Keyless Delegation is Cloudflare's implementation of the emerging delegated credentials standard (RFC 9345). When you upload a certificate for use with Keyless that has the special extension permitting the use of delegated credentials, Cloudflare will automatically produce a delegated credential and use it at the edge with clients that support this feature. The handshakes will complete without the extra latency induced by reaching back to the Keyless Server, and there are additional advantages to flexibility in algorithm choice.

Behind the scenes we periodically create delegated credentials and sign them via Keyless, through the same mechanism used to sign the Certificate Verify messages our servers send when using Keyless.
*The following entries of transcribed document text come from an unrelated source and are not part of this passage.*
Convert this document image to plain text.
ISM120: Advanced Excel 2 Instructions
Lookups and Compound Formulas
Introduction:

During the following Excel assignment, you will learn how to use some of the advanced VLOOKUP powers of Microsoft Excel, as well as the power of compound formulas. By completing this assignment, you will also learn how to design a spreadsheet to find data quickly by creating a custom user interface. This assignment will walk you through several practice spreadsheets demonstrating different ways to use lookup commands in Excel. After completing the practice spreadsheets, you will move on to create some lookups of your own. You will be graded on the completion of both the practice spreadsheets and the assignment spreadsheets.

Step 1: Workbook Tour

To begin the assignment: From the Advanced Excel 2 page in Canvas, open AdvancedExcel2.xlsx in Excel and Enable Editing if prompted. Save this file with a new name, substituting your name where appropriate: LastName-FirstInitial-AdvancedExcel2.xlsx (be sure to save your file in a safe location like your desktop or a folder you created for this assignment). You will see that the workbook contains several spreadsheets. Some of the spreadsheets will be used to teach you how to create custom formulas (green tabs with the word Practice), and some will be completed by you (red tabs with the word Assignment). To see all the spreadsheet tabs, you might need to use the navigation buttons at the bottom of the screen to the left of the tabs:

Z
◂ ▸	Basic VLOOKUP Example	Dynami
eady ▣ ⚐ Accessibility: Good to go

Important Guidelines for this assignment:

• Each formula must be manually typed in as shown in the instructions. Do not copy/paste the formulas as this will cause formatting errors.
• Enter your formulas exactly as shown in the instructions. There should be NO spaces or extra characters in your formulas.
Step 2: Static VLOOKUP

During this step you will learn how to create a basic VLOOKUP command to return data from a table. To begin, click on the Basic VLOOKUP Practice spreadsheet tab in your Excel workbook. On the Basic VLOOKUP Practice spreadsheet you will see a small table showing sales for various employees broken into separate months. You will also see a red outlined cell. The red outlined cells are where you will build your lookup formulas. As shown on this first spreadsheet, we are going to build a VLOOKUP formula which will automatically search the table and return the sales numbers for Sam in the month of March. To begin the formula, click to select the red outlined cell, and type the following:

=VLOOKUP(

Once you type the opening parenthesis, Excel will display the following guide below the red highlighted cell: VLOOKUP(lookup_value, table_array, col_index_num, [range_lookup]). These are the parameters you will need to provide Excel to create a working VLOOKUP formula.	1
These credentials have a short lifetime, ensuring that if you disable Keyless the credentials created will become invalid within 24 hours. Supporting clients validate the credential, and the server can use the key it generated to sign the response to the TLS handshake without the round trip.

For security reasons certificates must contain a special identifier for use with delegated credentials. This takes the form of an optional X509 extension with NULL contents and the OID 1.3.6.1.4.1.44363.44. Your CA may need to make code changes to support delegated credentials.

Currently very few clients support delegated credentials, and only a handful of certificate authorities will issue certificates with the extension. We have had success with DigiCert. Firefox 77 and later support delegated credentials.